Overall Series Review
Categorical Breakdown
The film centers on the moral struggle of two detectives, one Black and one of Middle Eastern descent, with their white colleagues and the white antagonist. The story's central conflict revolves around the moral toll of the job and a cover-up, not race or systemic oppression. Character merit, intuition, and moral choices are the driving forces of the plot, not immutable characteristics. The diverse casting appears colorblind and non-political in its function.
The central dramatic tension stems from the idea that the institution of law enforcement leads to moral corruption, emotional devastation, and a willingness to abuse power for a perceived greater good. The narrative explores how the police system can fundamentally rot the soul of its protectors, which frames a key institution of the home culture as inherently damaging. The film lacks gratitude or respect for institutional structure, but this is a focus on specific institutional failure, not a condemnation of Western civilization at large.

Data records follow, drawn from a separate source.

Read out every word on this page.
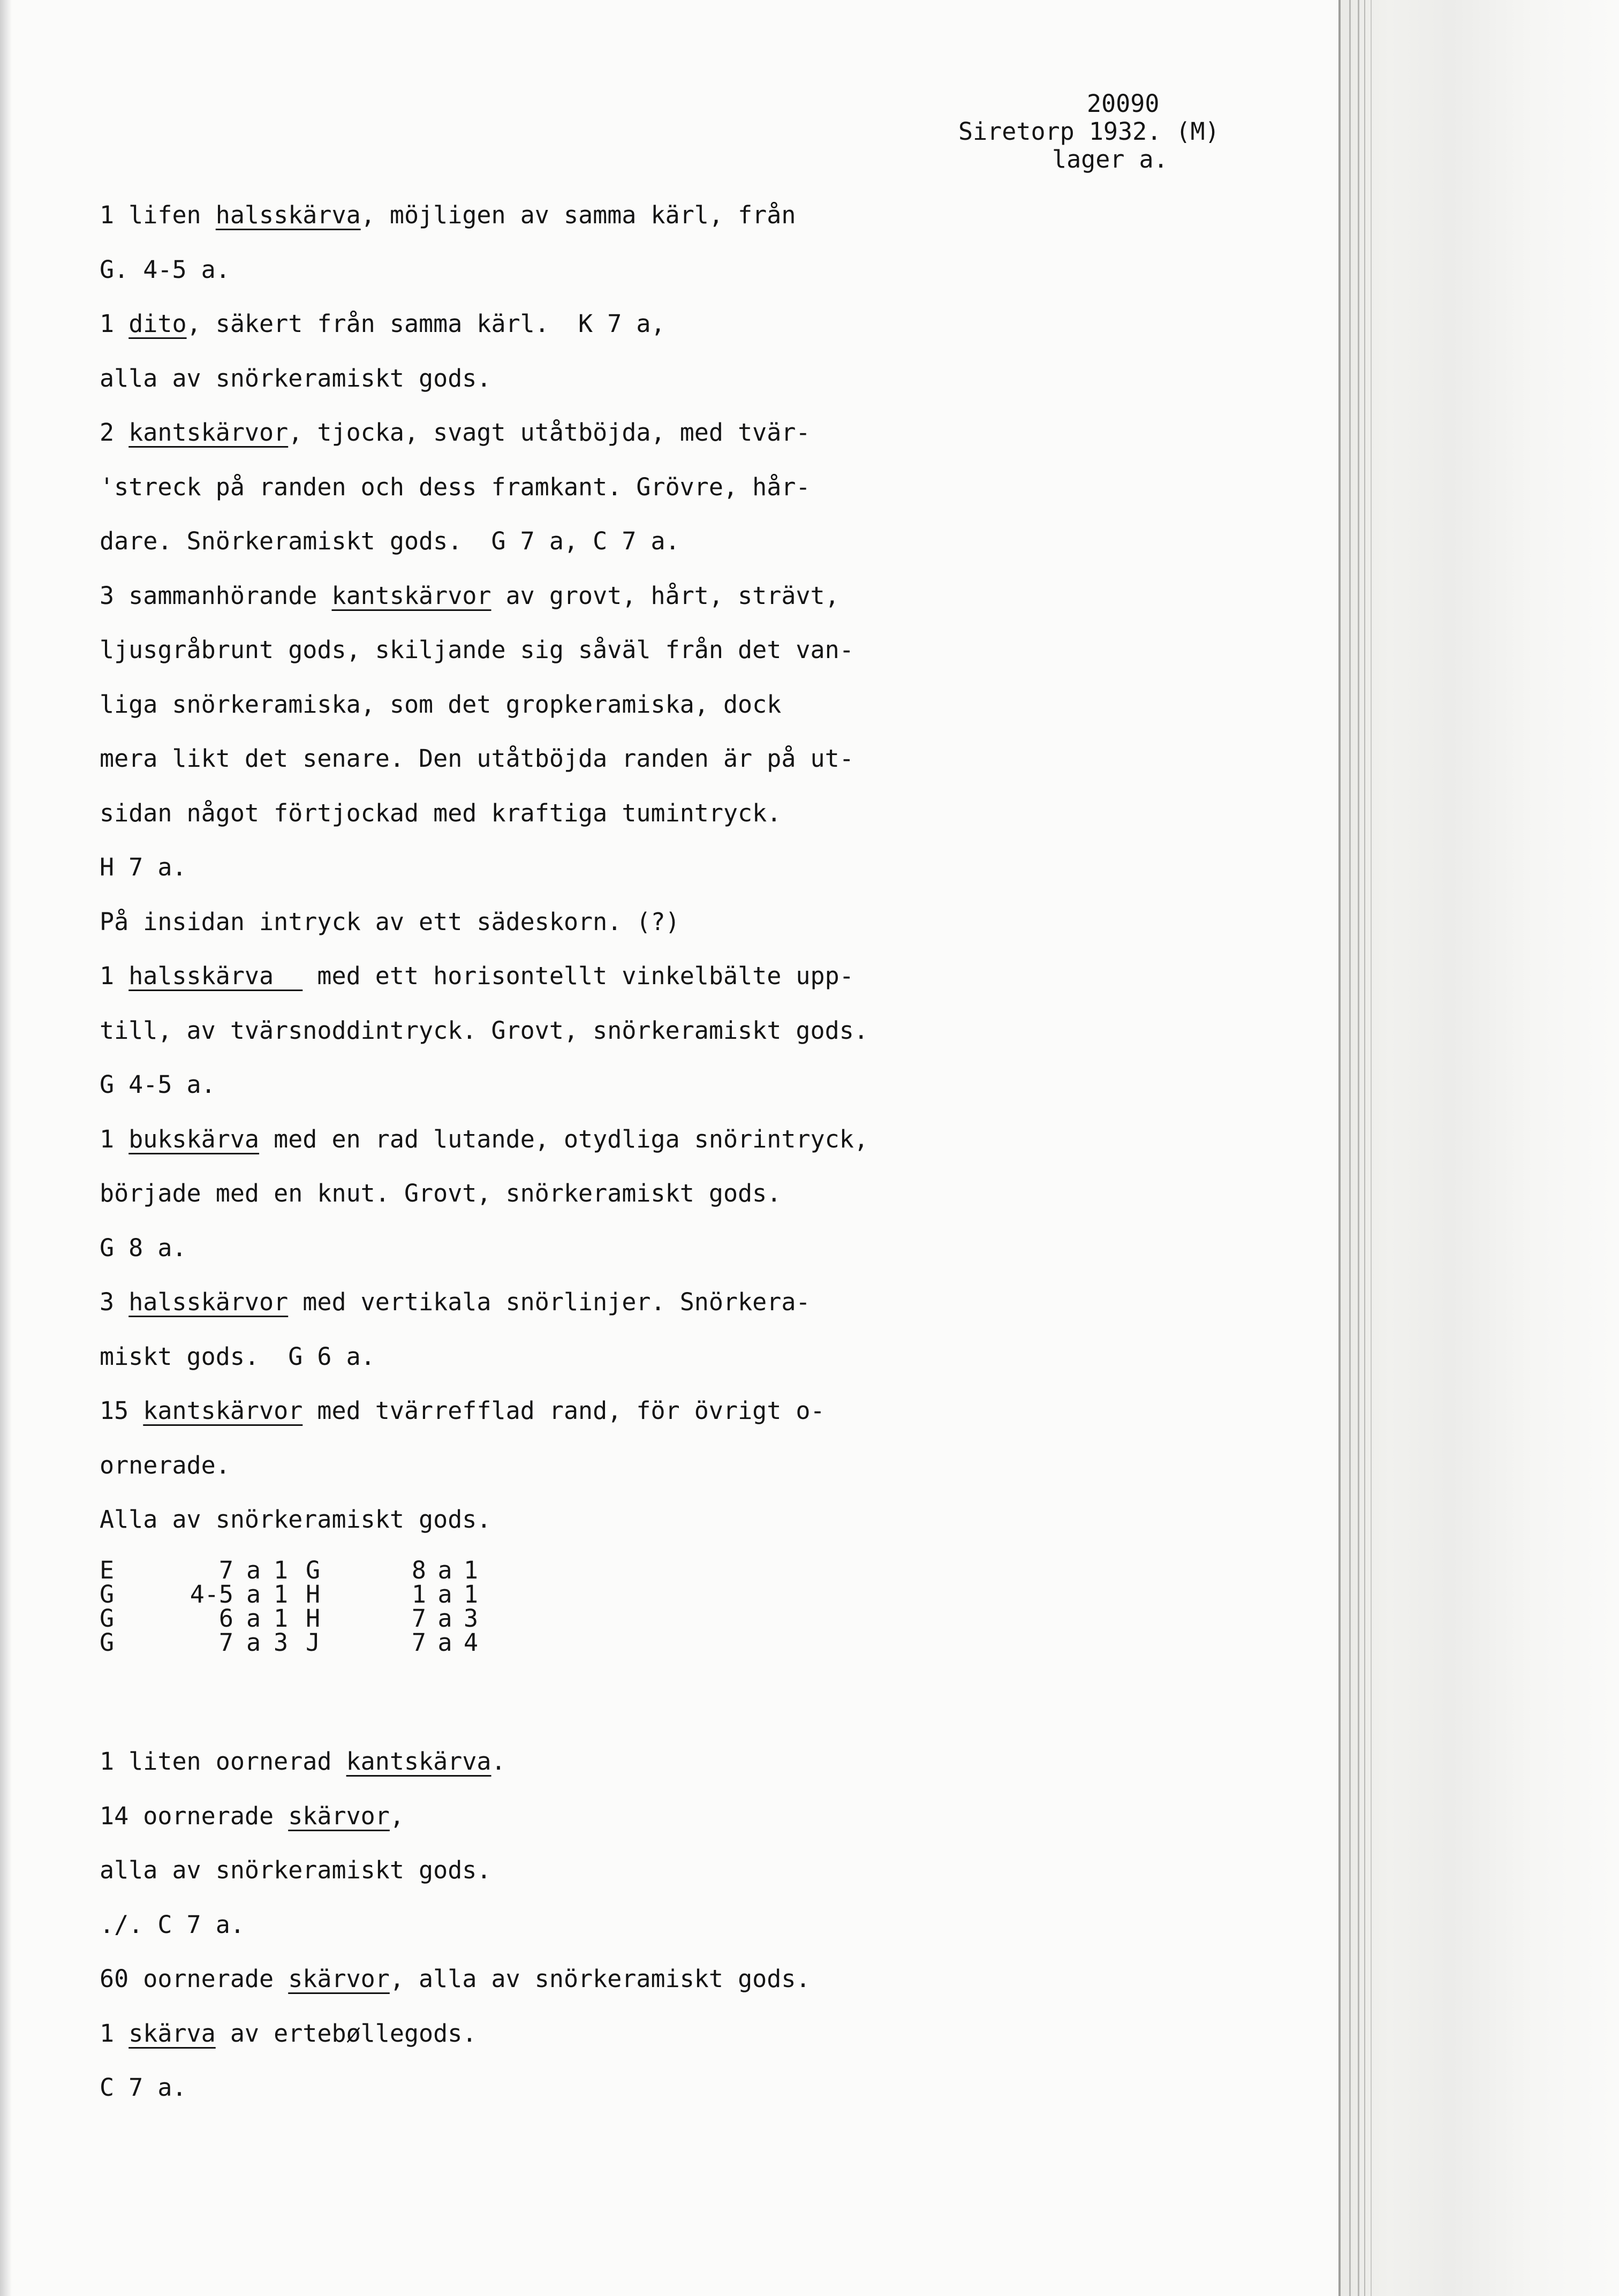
20090

Siretorp 1932. (M)

lager a.

1 lifen halsskärva, möjligen av samma kärl, från
G. 4-5 a.
1 dito, säkert från samma kärl.  K 7 a,
alla av snörkeramiskt gods.
2 kantskärvor, tjocka, svagt utåtböjda, med tvär-
'streck på randen och dess framkant. Grövre, hår-
dare. Snörkeramiskt gods.  G 7 a, C 7 a.
3 sammanhörande kantskärvor av grovt, hårt, strävt,
ljusgråbrunt gods, skiljande sig såväl från det van-
liga snörkeramiska, som det gropkeramiska, dock
mera likt det senare. Den utåtböjda randen är på ut-
sidan något förtjockad med kraftiga tumintryck.
H 7 a.
På insidan intryck av ett sädeskorn. (?)
1 halsskärva   med ett horisontellt vinkelbälte upp-
till, av tvärsnoddintryck. Grovt, snörkeramiskt gods.
G 4-5 a.
1 bukskärva med en rad lutande, otydliga snörintryck,
började med en knut. Grovt, snörkeramiskt gods.
G 8 a.
3 halsskärvor med vertikala snörlinjer. Snörkera-
miskt gods.  G 6 a.
15 kantskärvor med tvärrefflad rand, för övrigt o-
ornerade.
Alla av snörkeramiskt gods.
E	7 a 1 G	8 a 1
G	4-5 a 1 H	1 a 1
G	6 a 1 H	7 a 3
G	7 a 3 J	7 a 4
1 liten oornerad kantskärva.
14 oornerade skärvor,
alla av snörkeramiskt gods.
./. C 7 a.
60 oornerade skärvor, alla av snörkeramiskt gods.
1 skärva av ertebøllegods.
C 7 a.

Female characters are almost exclusively victims of a serial killer, spouses, or underutilized background officers. There are no 'Girl Boss' or 'Mary Sue' tropes presented in the main or supporting cast. The story revolves around the internal and professional dynamic between the three lead men. The film does not feature anti-natalist messaging, but portrays marriage and family life as casualties of the male detectives' obsessive careers.

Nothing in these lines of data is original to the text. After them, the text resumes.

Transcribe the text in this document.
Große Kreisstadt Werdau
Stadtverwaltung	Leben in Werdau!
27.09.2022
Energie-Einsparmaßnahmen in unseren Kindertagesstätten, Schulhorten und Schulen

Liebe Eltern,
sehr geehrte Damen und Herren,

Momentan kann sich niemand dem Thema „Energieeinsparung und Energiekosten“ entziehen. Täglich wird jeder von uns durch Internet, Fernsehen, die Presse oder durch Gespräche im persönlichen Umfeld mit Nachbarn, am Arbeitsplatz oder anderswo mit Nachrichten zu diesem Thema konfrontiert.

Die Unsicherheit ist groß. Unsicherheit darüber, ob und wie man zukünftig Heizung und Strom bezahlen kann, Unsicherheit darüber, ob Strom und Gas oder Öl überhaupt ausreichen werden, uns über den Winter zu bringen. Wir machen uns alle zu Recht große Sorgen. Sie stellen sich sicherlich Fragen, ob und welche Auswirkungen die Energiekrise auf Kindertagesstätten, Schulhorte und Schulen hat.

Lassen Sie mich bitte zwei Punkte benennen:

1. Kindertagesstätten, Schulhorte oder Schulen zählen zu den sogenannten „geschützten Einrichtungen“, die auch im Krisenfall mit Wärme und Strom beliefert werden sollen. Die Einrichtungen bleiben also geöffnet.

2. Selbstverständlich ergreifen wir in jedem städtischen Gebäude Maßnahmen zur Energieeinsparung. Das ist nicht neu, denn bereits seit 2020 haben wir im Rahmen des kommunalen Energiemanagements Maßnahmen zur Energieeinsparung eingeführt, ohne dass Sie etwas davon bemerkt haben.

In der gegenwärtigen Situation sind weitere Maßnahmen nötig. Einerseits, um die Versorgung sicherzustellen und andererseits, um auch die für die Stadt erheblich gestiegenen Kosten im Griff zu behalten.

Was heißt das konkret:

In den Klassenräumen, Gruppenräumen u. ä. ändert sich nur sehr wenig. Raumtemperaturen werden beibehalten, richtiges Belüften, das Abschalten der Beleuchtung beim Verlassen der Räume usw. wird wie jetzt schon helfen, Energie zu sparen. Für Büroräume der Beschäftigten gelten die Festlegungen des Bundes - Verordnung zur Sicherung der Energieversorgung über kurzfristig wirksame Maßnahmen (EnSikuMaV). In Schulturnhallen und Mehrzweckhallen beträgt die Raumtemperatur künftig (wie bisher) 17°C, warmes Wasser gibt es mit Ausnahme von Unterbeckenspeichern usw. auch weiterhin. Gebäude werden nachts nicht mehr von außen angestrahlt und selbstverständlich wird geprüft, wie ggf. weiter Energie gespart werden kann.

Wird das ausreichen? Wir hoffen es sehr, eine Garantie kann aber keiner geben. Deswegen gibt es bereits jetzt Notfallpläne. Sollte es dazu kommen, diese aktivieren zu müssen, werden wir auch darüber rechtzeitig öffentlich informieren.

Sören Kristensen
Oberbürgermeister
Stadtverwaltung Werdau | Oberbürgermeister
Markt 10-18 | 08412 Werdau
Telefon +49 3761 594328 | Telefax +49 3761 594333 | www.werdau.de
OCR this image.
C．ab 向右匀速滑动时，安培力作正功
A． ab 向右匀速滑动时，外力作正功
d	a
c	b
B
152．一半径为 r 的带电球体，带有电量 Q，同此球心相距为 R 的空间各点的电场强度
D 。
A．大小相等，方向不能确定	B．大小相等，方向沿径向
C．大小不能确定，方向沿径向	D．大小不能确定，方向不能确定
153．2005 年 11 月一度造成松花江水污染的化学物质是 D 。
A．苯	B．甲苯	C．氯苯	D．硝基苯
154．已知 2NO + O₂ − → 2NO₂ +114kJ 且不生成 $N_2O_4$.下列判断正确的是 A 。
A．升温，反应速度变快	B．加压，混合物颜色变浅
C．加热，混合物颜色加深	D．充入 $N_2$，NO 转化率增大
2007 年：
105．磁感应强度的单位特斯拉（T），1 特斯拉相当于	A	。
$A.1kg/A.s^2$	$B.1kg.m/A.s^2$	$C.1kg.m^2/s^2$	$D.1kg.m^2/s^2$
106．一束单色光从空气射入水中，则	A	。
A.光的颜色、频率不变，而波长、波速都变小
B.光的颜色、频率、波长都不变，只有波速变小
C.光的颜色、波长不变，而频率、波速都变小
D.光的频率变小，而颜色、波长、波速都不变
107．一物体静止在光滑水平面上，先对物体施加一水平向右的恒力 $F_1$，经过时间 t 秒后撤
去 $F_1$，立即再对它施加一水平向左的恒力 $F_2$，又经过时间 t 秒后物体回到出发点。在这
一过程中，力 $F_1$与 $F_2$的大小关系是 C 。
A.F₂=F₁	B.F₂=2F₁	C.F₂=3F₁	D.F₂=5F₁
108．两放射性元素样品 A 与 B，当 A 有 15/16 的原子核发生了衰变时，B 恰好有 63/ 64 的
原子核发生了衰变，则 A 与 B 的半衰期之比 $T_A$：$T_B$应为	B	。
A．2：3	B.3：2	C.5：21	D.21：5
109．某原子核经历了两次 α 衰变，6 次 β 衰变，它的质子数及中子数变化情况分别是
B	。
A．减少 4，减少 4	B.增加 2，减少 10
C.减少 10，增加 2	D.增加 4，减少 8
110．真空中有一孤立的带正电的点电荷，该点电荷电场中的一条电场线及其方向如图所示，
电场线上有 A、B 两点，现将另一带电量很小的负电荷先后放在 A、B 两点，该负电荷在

The narrative makes no reference to alternative sexualities, gender identity politics, or a critique of the nuclear family structure. The focus remains on the psychological suspense of a classic serial killer procedural, making the subject of sexual ideology completely absent from the film's concerns. The structure is entirely normative.

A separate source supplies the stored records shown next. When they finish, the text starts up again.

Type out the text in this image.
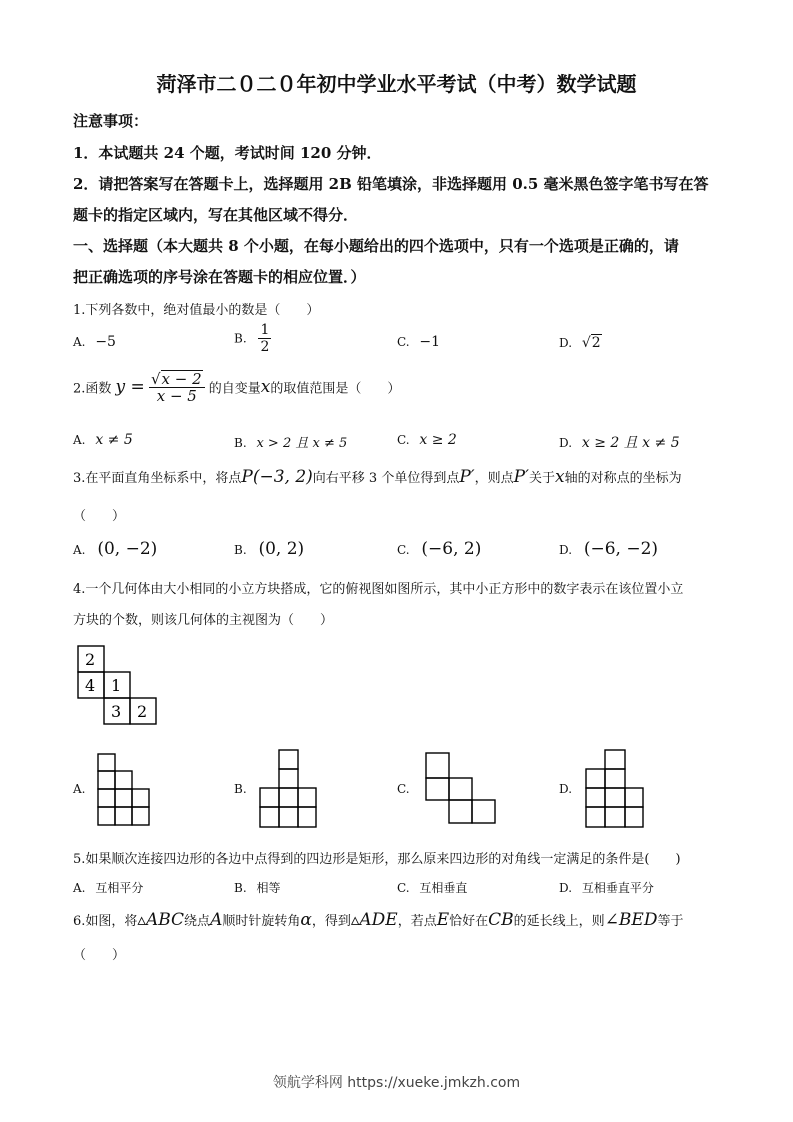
菏泽市二０二０年初中学业水平考试（中考）数学试题
注意事项：
1．本试题共 24 个题，考试时间 120 分钟．
2．请把答案写在答题卡上，选择题用 2B 铅笔填涂，非选择题用 0.5 毫米黑色签字笔书写在答
题卡的指定区域内，写在其他区域不得分．
一、选择题（本大题共 8 个小题，在每小题给出的四个选项中，只有一个选项是正确的，请
把正确选项的序号涂在答题卡的相应位置．）
1.下列各数中，绝对值最小的数是（　　）
A. −5	B. $\frac{1}{2}$	C. −1	D. √2
2.函数 $y = \frac{√x - 2}{x - 5}$ 的自变量x的取值范围是（　　）
A. x ≠ 5	B. x > 2 且 x ≠ 5	C. x ≥ 2	D. x ≥ 2 且 x ≠ 5
3.在平面直角坐标系中，将点P(−3, 2)向右平移 3 个单位得到点P′，则点P′关于x轴的对称点的坐标为
（　　）
A. (0, −2)	B. (0, 2)	C. (−6, 2)	D. (−6, −2)
4.一个几何体由大小相同的小立方块搭成，它的俯视图如图所示，其中小正方形中的数字表示在该位置小立
方块的个数，则该几何体的主视图为（　　）
2
4 1
3 2
A.	B.	C.	D.
5.如果顺次连接四边形的各边中点得到的四边形是矩形，那么原来四边形的对角线一定满足的条件是(　　)
A. 互相平分	B. 相等	C. 互相垂直	D. 互相垂直平分
6.如图，将▵ABC绕点A顺时针旋转角α，得到▵ADE，若点E恰好在CB的延长线上，则∠BED等于
（　　）
领航学科网 https://xueke.jmkzh.com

The core of the movie is a struggle with guilt, morality, and the psychological haunting of past mistakes, suggesting a spiritual vacuum or moral law at play, rather than a direct attack on religion. The main characters operate from a place of moral relativism in their work, believing that a dark, unsanctioned action can bring about peace. This reflects a lack of transcendent morality among the protagonists but does not position traditional religion as a source of evil.